Söz yazmaya ne zaman/nasıl başladınız? Ve sizi bir albüm çıkartmaya hazır hissettiren güç neydi?
Söz yazmaya lise dönemimde başladım ancak yazdıklarımı çok uzun bir süre boyunca müzikal nitelikte görmediğim için onları değerlendirmem de yıllarımı aldı.
Beni albüm çıkartmaya hazır hissettiren güç, kendimi olduğum gibi ifade etmem gerektiğine dair koşulsuz inancım oldu.

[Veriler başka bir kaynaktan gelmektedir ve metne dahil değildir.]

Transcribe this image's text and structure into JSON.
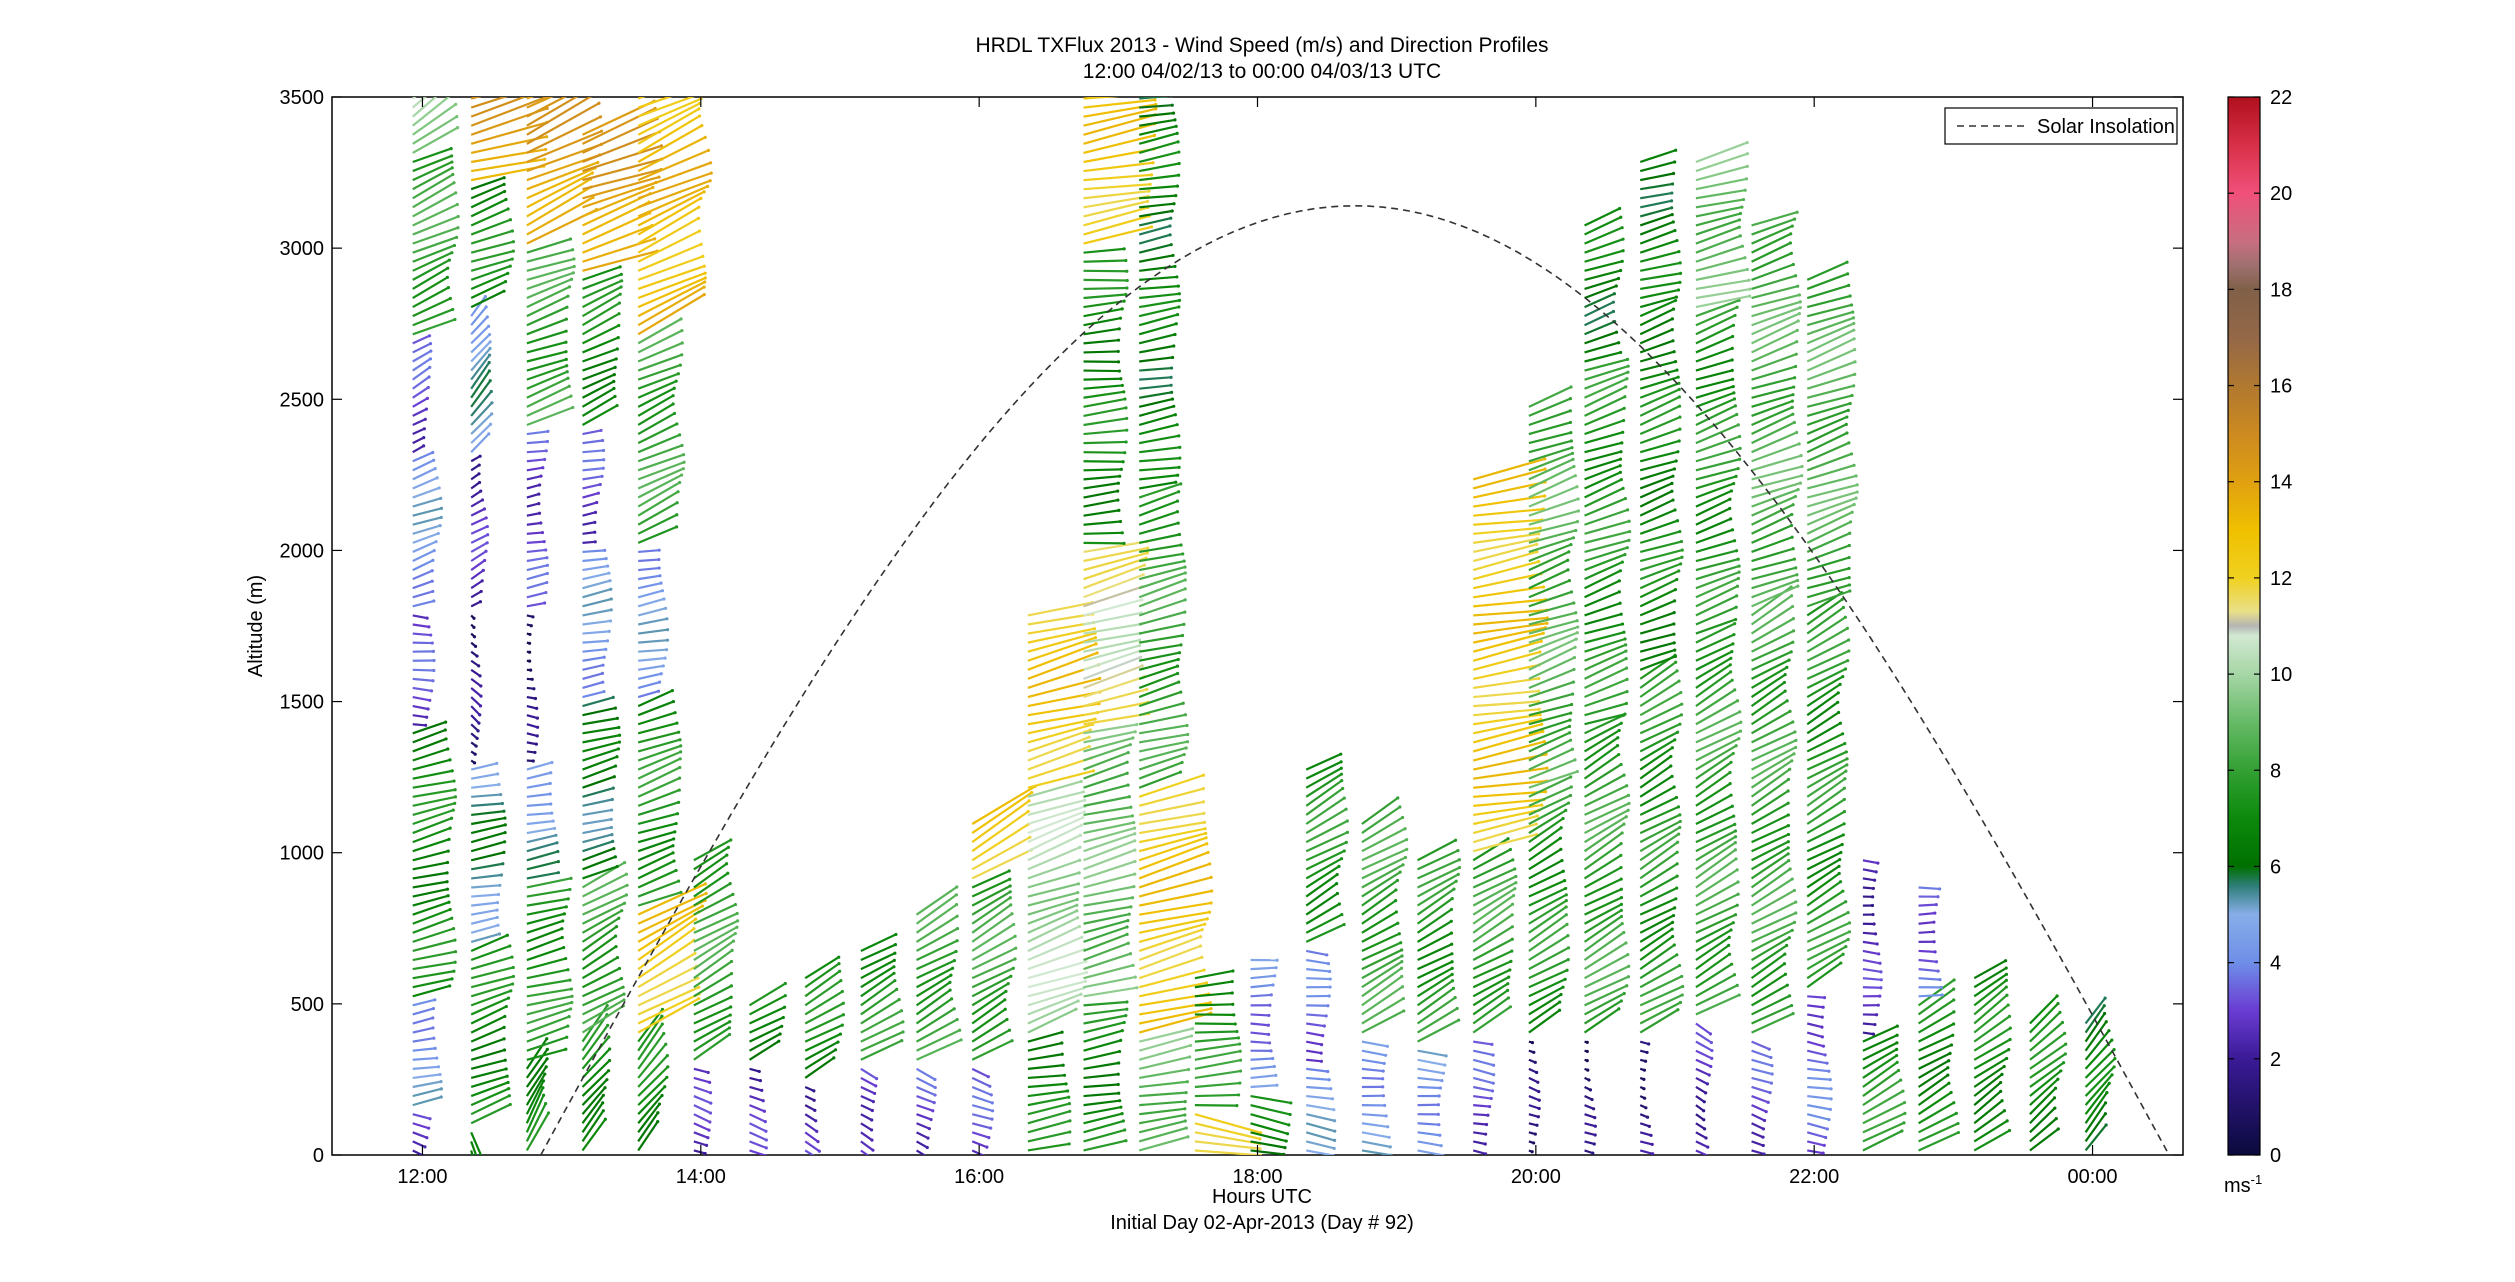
{
  "chart_data": {
    "type": "vector-profile",
    "title": "HRDL TXFlux 2013 - Wind Speed (m/s) and Direction Profiles",
    "subtitle": "12:00 04/02/13 to 00:00 04/03/13  UTC",
    "xlabel": "Hours UTC",
    "ylabel": "Altitude (m)",
    "footer": "Initial Day 02-Apr-2013 (Day # 92)",
    "xlim": [
      11.35,
      24.65
    ],
    "ylim": [
      0,
      3500
    ],
    "x_ticks": [
      {
        "value": 12,
        "label": "12:00"
      },
      {
        "value": 14,
        "label": "14:00"
      },
      {
        "value": 16,
        "label": "16:00"
      },
      {
        "value": 18,
        "label": "18:00"
      },
      {
        "value": 20,
        "label": "20:00"
      },
      {
        "value": 22,
        "label": "22:00"
      },
      {
        "value": 24,
        "label": "00:00"
      }
    ],
    "y_ticks": [
      {
        "value": 0,
        "label": "0"
      },
      {
        "value": 500,
        "label": "500"
      },
      {
        "value": 1000,
        "label": "1000"
      },
      {
        "value": 1500,
        "label": "1500"
      },
      {
        "value": 2000,
        "label": "2000"
      },
      {
        "value": 2500,
        "label": "2500"
      },
      {
        "value": 3000,
        "label": "3000"
      },
      {
        "value": 3500,
        "label": "3500"
      }
    ],
    "legend": {
      "label": "Solar Insolation",
      "placement": "top-right"
    },
    "colorbar": {
      "range": [
        0,
        22
      ],
      "unit_label": "ms",
      "unit_exponent": "-1",
      "ticks": [
        {
          "value": 0,
          "label": "0"
        },
        {
          "value": 2,
          "label": "2"
        },
        {
          "value": 4,
          "label": "4"
        },
        {
          "value": 6,
          "label": "6"
        },
        {
          "value": 8,
          "label": "8"
        },
        {
          "value": 10,
          "label": "10"
        },
        {
          "value": 12,
          "label": "12"
        },
        {
          "value": 14,
          "label": "14"
        },
        {
          "value": 16,
          "label": "16"
        },
        {
          "value": 18,
          "label": "18"
        },
        {
          "value": 20,
          "label": "20"
        },
        {
          "value": 22,
          "label": "22"
        }
      ],
      "stops": [
        {
          "value": 0,
          "color": "#0a0a3c"
        },
        {
          "value": 2,
          "color": "#3a1a96"
        },
        {
          "value": 3,
          "color": "#6a3cd2"
        },
        {
          "value": 4,
          "color": "#6e8ee8"
        },
        {
          "value": 5,
          "color": "#88aee8"
        },
        {
          "value": 5.6,
          "color": "#2e7e78"
        },
        {
          "value": 6,
          "color": "#007000"
        },
        {
          "value": 7,
          "color": "#0c8a0c"
        },
        {
          "value": 8,
          "color": "#33a033"
        },
        {
          "value": 9,
          "color": "#66ba66"
        },
        {
          "value": 10,
          "color": "#a6d6a6"
        },
        {
          "value": 10.8,
          "color": "#d2e8d2"
        },
        {
          "value": 11,
          "color": "#b4b4b4"
        },
        {
          "value": 11.3,
          "color": "#e8e088"
        },
        {
          "value": 12,
          "color": "#f0d020"
        },
        {
          "value": 13,
          "color": "#f0c000"
        },
        {
          "value": 14,
          "color": "#e0a010"
        },
        {
          "value": 15,
          "color": "#cc8a20"
        },
        {
          "value": 16,
          "color": "#b07830"
        },
        {
          "value": 17,
          "color": "#946848"
        },
        {
          "value": 18,
          "color": "#806048"
        },
        {
          "value": 18.5,
          "color": "#a07070"
        },
        {
          "value": 19,
          "color": "#c86e80"
        },
        {
          "value": 20,
          "color": "#f0507a"
        },
        {
          "value": 21,
          "color": "#d83048"
        },
        {
          "value": 22,
          "color": "#b0101e"
        }
      ]
    },
    "solar_insolation": {
      "sunrise_hour": 12.85,
      "sunset_hour": 24.55,
      "peak_altitude": 3140
    },
    "profiles": [
      {
        "time": 11.93,
        "top": 3500,
        "segments": [
          {
            "from": 0,
            "to": 150,
            "speed": 2.5,
            "dir": 110
          },
          {
            "from": 150,
            "to": 500,
            "speed": 4.5,
            "dir": 80
          },
          {
            "from": 500,
            "to": 1400,
            "speed": 7,
            "dir": 75
          },
          {
            "from": 1400,
            "to": 1800,
            "speed": 3,
            "dir": 95
          },
          {
            "from": 1800,
            "to": 2300,
            "speed": 4.5,
            "dir": 70
          },
          {
            "from": 2300,
            "to": 2700,
            "speed": 3,
            "dir": 60
          },
          {
            "from": 2700,
            "to": 3300,
            "speed": 8,
            "dir": 65
          },
          {
            "from": 3300,
            "to": 3500,
            "speed": 10,
            "dir": 55
          }
        ]
      },
      {
        "time": 12.35,
        "top": 3500,
        "segments": [
          {
            "from": 0,
            "to": 80,
            "speed": 6,
            "dir": 160
          },
          {
            "from": 80,
            "to": 700,
            "speed": 7,
            "dir": 70
          },
          {
            "from": 700,
            "to": 1300,
            "speed": 5.5,
            "dir": 80
          },
          {
            "from": 1300,
            "to": 1800,
            "speed": 1.5,
            "dir": 130
          },
          {
            "from": 1800,
            "to": 2300,
            "speed": 2.5,
            "dir": 60
          },
          {
            "from": 2300,
            "to": 2800,
            "speed": 5,
            "dir": 40
          },
          {
            "from": 2800,
            "to": 3200,
            "speed": 7,
            "dir": 70
          },
          {
            "from": 3200,
            "to": 3500,
            "speed": 14,
            "dir": 75
          }
        ]
      },
      {
        "time": 12.75,
        "top": 3500,
        "segments": [
          {
            "from": 0,
            "to": 300,
            "speed": 7,
            "dir": 30
          },
          {
            "from": 300,
            "to": 900,
            "speed": 7.5,
            "dir": 75
          },
          {
            "from": 900,
            "to": 1300,
            "speed": 5,
            "dir": 80
          },
          {
            "from": 1300,
            "to": 1800,
            "speed": 1.2,
            "dir": 100
          },
          {
            "from": 1800,
            "to": 2400,
            "speed": 3,
            "dir": 80
          },
          {
            "from": 2400,
            "to": 3000,
            "speed": 8,
            "dir": 70
          },
          {
            "from": 3000,
            "to": 3500,
            "speed": 14,
            "dir": 65
          }
        ]
      },
      {
        "time": 13.15,
        "top": 3400,
        "segments": [
          {
            "from": 0,
            "to": 400,
            "speed": 7,
            "dir": 40
          },
          {
            "from": 400,
            "to": 900,
            "speed": 8,
            "dir": 60
          },
          {
            "from": 900,
            "to": 1500,
            "speed": 6,
            "dir": 75
          },
          {
            "from": 1500,
            "to": 2000,
            "speed": 4.5,
            "dir": 80
          },
          {
            "from": 2000,
            "to": 2400,
            "speed": 3,
            "dir": 80
          },
          {
            "from": 2400,
            "to": 2900,
            "speed": 7,
            "dir": 65
          },
          {
            "from": 2900,
            "to": 3400,
            "speed": 14,
            "dir": 70
          }
        ]
      },
      {
        "time": 13.55,
        "top": 3500,
        "segments": [
          {
            "from": 0,
            "to": 400,
            "speed": 7,
            "dir": 40
          },
          {
            "from": 400,
            "to": 800,
            "speed": 12.5,
            "dir": 60
          },
          {
            "from": 800,
            "to": 1500,
            "speed": 7.5,
            "dir": 70
          },
          {
            "from": 1500,
            "to": 2000,
            "speed": 4.5,
            "dir": 80
          },
          {
            "from": 2000,
            "to": 2700,
            "speed": 8,
            "dir": 65
          },
          {
            "from": 2700,
            "to": 3500,
            "speed": 13,
            "dir": 65
          }
        ]
      },
      {
        "time": 13.95,
        "top": 1000,
        "segments": [
          {
            "from": 0,
            "to": 300,
            "speed": 2.5,
            "dir": 110
          },
          {
            "from": 300,
            "to": 1000,
            "speed": 8,
            "dir": 60
          }
        ]
      },
      {
        "time": 14.35,
        "top": 500,
        "segments": [
          {
            "from": 0,
            "to": 300,
            "speed": 2.5,
            "dir": 110
          },
          {
            "from": 300,
            "to": 500,
            "speed": 7,
            "dir": 60
          }
        ]
      },
      {
        "time": 14.75,
        "top": 600,
        "segments": [
          {
            "from": 0,
            "to": 250,
            "speed": 2.5,
            "dir": 120
          },
          {
            "from": 250,
            "to": 600,
            "speed": 7,
            "dir": 60
          }
        ]
      },
      {
        "time": 15.15,
        "top": 700,
        "segments": [
          {
            "from": 0,
            "to": 300,
            "speed": 3,
            "dir": 120
          },
          {
            "from": 300,
            "to": 700,
            "speed": 7.5,
            "dir": 60
          }
        ]
      },
      {
        "time": 15.55,
        "top": 800,
        "segments": [
          {
            "from": 0,
            "to": 300,
            "speed": 3,
            "dir": 115
          },
          {
            "from": 300,
            "to": 800,
            "speed": 8,
            "dir": 60
          }
        ]
      },
      {
        "time": 15.95,
        "top": 1100,
        "segments": [
          {
            "from": 0,
            "to": 300,
            "speed": 3,
            "dir": 110
          },
          {
            "from": 300,
            "to": 900,
            "speed": 8,
            "dir": 60
          },
          {
            "from": 900,
            "to": 1100,
            "speed": 12.5,
            "dir": 60
          }
        ]
      },
      {
        "time": 16.35,
        "top": 1800,
        "segments": [
          {
            "from": 0,
            "to": 400,
            "speed": 7,
            "dir": 80
          },
          {
            "from": 400,
            "to": 1200,
            "speed": 10,
            "dir": 70
          },
          {
            "from": 1200,
            "to": 1800,
            "speed": 12.5,
            "dir": 75
          }
        ]
      },
      {
        "time": 16.75,
        "top": 3500,
        "segments": [
          {
            "from": 0,
            "to": 500,
            "speed": 7,
            "dir": 80
          },
          {
            "from": 500,
            "to": 1400,
            "speed": 9,
            "dir": 75
          },
          {
            "from": 1400,
            "to": 2000,
            "speed": 11,
            "dir": 75
          },
          {
            "from": 2000,
            "to": 3000,
            "speed": 7,
            "dir": 85
          },
          {
            "from": 3000,
            "to": 3500,
            "speed": 12.5,
            "dir": 80
          }
        ]
      },
      {
        "time": 17.15,
        "top": 3500,
        "segments": [
          {
            "from": 0,
            "to": 400,
            "speed": 9,
            "dir": 80
          },
          {
            "from": 400,
            "to": 1200,
            "speed": 12.5,
            "dir": 75
          },
          {
            "from": 1200,
            "to": 2200,
            "speed": 8,
            "dir": 75
          },
          {
            "from": 2200,
            "to": 3500,
            "speed": 6.5,
            "dir": 80
          }
        ]
      },
      {
        "time": 17.55,
        "top": 600,
        "segments": [
          {
            "from": 0,
            "to": 150,
            "speed": 12.5,
            "dir": 100
          },
          {
            "from": 150,
            "to": 600,
            "speed": 7.5,
            "dir": 85
          }
        ]
      },
      {
        "time": 17.95,
        "top": 650,
        "segments": [
          {
            "from": 0,
            "to": 200,
            "speed": 6.5,
            "dir": 100
          },
          {
            "from": 200,
            "to": 650,
            "speed": 4,
            "dir": 90
          }
        ]
      },
      {
        "time": 18.35,
        "top": 1300,
        "segments": [
          {
            "from": 0,
            "to": 300,
            "speed": 4.5,
            "dir": 100
          },
          {
            "from": 300,
            "to": 700,
            "speed": 3.5,
            "dir": 95
          },
          {
            "from": 700,
            "to": 1300,
            "speed": 7.5,
            "dir": 60
          }
        ]
      },
      {
        "time": 18.75,
        "top": 1100,
        "segments": [
          {
            "from": 0,
            "to": 400,
            "speed": 4.5,
            "dir": 95
          },
          {
            "from": 400,
            "to": 1100,
            "speed": 8,
            "dir": 60
          }
        ]
      },
      {
        "time": 19.15,
        "top": 1000,
        "segments": [
          {
            "from": 0,
            "to": 350,
            "speed": 4.5,
            "dir": 95
          },
          {
            "from": 350,
            "to": 1000,
            "speed": 7.5,
            "dir": 60
          }
        ]
      },
      {
        "time": 19.55,
        "top": 2250,
        "segments": [
          {
            "from": 0,
            "to": 400,
            "speed": 3,
            "dir": 100
          },
          {
            "from": 400,
            "to": 1000,
            "speed": 8,
            "dir": 60
          },
          {
            "from": 1000,
            "to": 2200,
            "speed": 12.5,
            "dir": 80
          }
        ]
      },
      {
        "time": 19.95,
        "top": 2500,
        "segments": [
          {
            "from": 0,
            "to": 400,
            "speed": 1.2,
            "dir": 110
          },
          {
            "from": 400,
            "to": 1200,
            "speed": 7.5,
            "dir": 60
          },
          {
            "from": 1200,
            "to": 2500,
            "speed": 8.5,
            "dir": 70
          }
        ]
      },
      {
        "time": 20.35,
        "top": 3100,
        "segments": [
          {
            "from": 0,
            "to": 400,
            "speed": 1.2,
            "dir": 110
          },
          {
            "from": 400,
            "to": 1400,
            "speed": 8,
            "dir": 60
          },
          {
            "from": 1400,
            "to": 2600,
            "speed": 7.5,
            "dir": 70
          },
          {
            "from": 2600,
            "to": 3100,
            "speed": 6.5,
            "dir": 70
          }
        ]
      },
      {
        "time": 20.75,
        "top": 3300,
        "segments": [
          {
            "from": 0,
            "to": 400,
            "speed": 1.5,
            "dir": 110
          },
          {
            "from": 400,
            "to": 1600,
            "speed": 7.5,
            "dir": 60
          },
          {
            "from": 1600,
            "to": 2800,
            "speed": 7,
            "dir": 70
          },
          {
            "from": 2800,
            "to": 3300,
            "speed": 6.5,
            "dir": 75
          }
        ]
      },
      {
        "time": 21.15,
        "top": 3300,
        "segments": [
          {
            "from": 0,
            "to": 450,
            "speed": 2.5,
            "dir": 120
          },
          {
            "from": 450,
            "to": 1700,
            "speed": 8,
            "dir": 60
          },
          {
            "from": 1700,
            "to": 2800,
            "speed": 7.5,
            "dir": 70
          },
          {
            "from": 2800,
            "to": 3300,
            "speed": 9,
            "dir": 75
          }
        ]
      },
      {
        "time": 21.55,
        "top": 3100,
        "segments": [
          {
            "from": 0,
            "to": 400,
            "speed": 3,
            "dir": 110
          },
          {
            "from": 400,
            "to": 1800,
            "speed": 8,
            "dir": 60
          },
          {
            "from": 1800,
            "to": 3100,
            "speed": 8.5,
            "dir": 70
          }
        ]
      },
      {
        "time": 21.95,
        "top": 2900,
        "segments": [
          {
            "from": 0,
            "to": 550,
            "speed": 3.5,
            "dir": 100
          },
          {
            "from": 550,
            "to": 1800,
            "speed": 7.5,
            "dir": 60
          },
          {
            "from": 1800,
            "to": 2900,
            "speed": 8.5,
            "dir": 70
          }
        ]
      },
      {
        "time": 22.35,
        "top": 1000,
        "segments": [
          {
            "from": 0,
            "to": 400,
            "speed": 7.5,
            "dir": 60
          },
          {
            "from": 400,
            "to": 1000,
            "speed": 2.5,
            "dir": 95
          }
        ]
      },
      {
        "time": 22.75,
        "top": 900,
        "segments": [
          {
            "from": 0,
            "to": 500,
            "speed": 7,
            "dir": 60
          },
          {
            "from": 500,
            "to": 900,
            "speed": 3.5,
            "dir": 90
          }
        ]
      },
      {
        "time": 23.15,
        "top": 600,
        "segments": [
          {
            "from": 0,
            "to": 600,
            "speed": 7,
            "dir": 55
          }
        ]
      },
      {
        "time": 23.55,
        "top": 450,
        "segments": [
          {
            "from": 0,
            "to": 450,
            "speed": 7,
            "dir": 50
          }
        ]
      },
      {
        "time": 23.95,
        "top": 450,
        "segments": [
          {
            "from": 0,
            "to": 450,
            "speed": 6.5,
            "dir": 40
          }
        ]
      }
    ]
  }
}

Albüm çıktıktan sonra nasıl tepkiler aldınız, dinleyicileriniz ile kurmak istediğiniz bağı sağlayabildiniz mi?
Albümü dinleyenler genellikle albümün derinliğinden, çok katmanlılığından ve zenginliğinden bahsediyor. Çok güzel tepkiler alıyorum. Yansıtmak istediğim hissin kolaylıkla geçmesi beni çok mutlu ediyor, kurmak istediğim bağ da gittikçe güçleniyor.
İlham aldığınız sanatçılar kimler?
Kate Bush, Janis Joplin, Meredith Monk, Lhasa, Sade, Erykah Badu, Pina Bausch en çok ilham aldığım sanatçılardan.
Müziğiniz, sahnedeki stilinize ve tavrınıza nasıl yansıyor? Stilinizi kısa cümlelerle nasıl özetlersiniz?
Kendi gerçeğimle bağlantıda olduğum, doğal, özgün bir akışta olduğumu söyleyebilirim.
Uzun zamandır kendimize dönmek zorunda kaldığımız bir pandemi süreci yaşıyoruz, siz bu süreci nasıl değerlendirdiniz? Ve böyle bir süreçte ilk albümü hazırlamak nasıl bir deneyimdi?
Albümün hazırlık aşaması pandemi öncesinde neredeyse bitmişti ancak yayınlanma tarihi bu döneme denk geldi.
Ben bu süreci müzikal alanda kendimi geliştirerek, albümümü paylaşarak ve üreterek değerlendirmeye çalışıyorum.
Gelecekte görmek istediğiniz Öykü Aras’ı nasıl tanımlarsınız? Yeni projeler ya da planlar var mı?
Yeni projeler elbette var, biraz daha yolları var ama. Sizinle de yakın gelecekte paylaşmak dileğiyle.